Literature survey and data integration
We performed a comprehensive literature search to identify studies reporting frequencies of NUDT15 star alleles. The databases PubMed and Google Scholar were searched up to November 2025 using combinations of the following terms: “NUDT15”, “NUDT15 polymorphism”, “NUDT15 variant”, “NUDT15 allele”, “NUDT15 star allele”, “NUDT15 frequency”, and “thiopurine”. Reference lists of relevant publications were also screened to identify additional studies. Only studies were included that (i) reported population-level frequencies of NUDT15 variants or star alleles, (ii) provided sufficient information to derive allele frequencies, and (iii) were published in English. Studies focusing exclusively on functional characterization without population frequency data, case reports, reviews or duplicate datasets were excluded. When multiple publications reported data from the same cohort, only one instance was included.
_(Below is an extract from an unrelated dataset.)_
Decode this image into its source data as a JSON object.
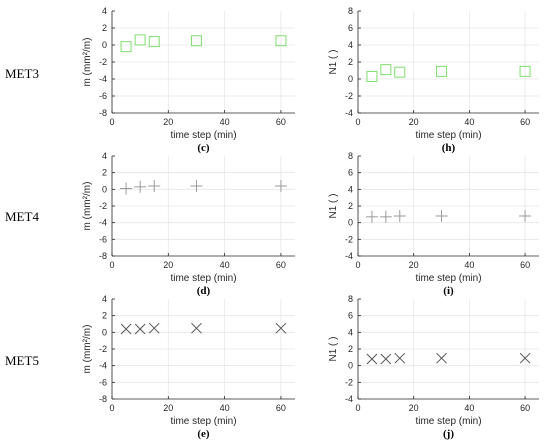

Two investigators independently screened titles and abstracts, followed by full-text review of potentially eligible articles. Data extracted included study population, country, sample size and reported NUDT15 allele frequencies. In addition to published studies, we included population frequency data from the Genome Aggregation Database (gnomAD) [6], the Phase 3 1000 Genomes Project [2], the All of Us Research Program (2024) and the Norwegian Variant Frequency Database (https://variant.norgene.no/). Since gnomAD also includes data from the 1000 Genomes Project, we considered only those data that avoided overlap. As a result, we identified a total of 150 data sources reporting NUDT15 allele frequencies from 1,401,592 individuals (Supplementary Table 2). Frequency data for countries and ethnogeographic groups were aggregated using a weighted average approach using the cohort sizes as weighting factors. Furthermore, seven clinical studies were identified [4, 13, 14, 25, 28, 30, 35] to evaluate the impact of NUDT15*5 and *6 on thiopurine-induced adverse reactions.

Genotype to phenotype translations
NUDT15*3 was classified as risk allele based on the CPIC guideline [23] NUDT15*5 and *6 are considered risk alleles based on the results presented in this study. Frequencies of these alleles were aggregated and used to calculate phenotype distributions based on the Hardy–Weinberg equation.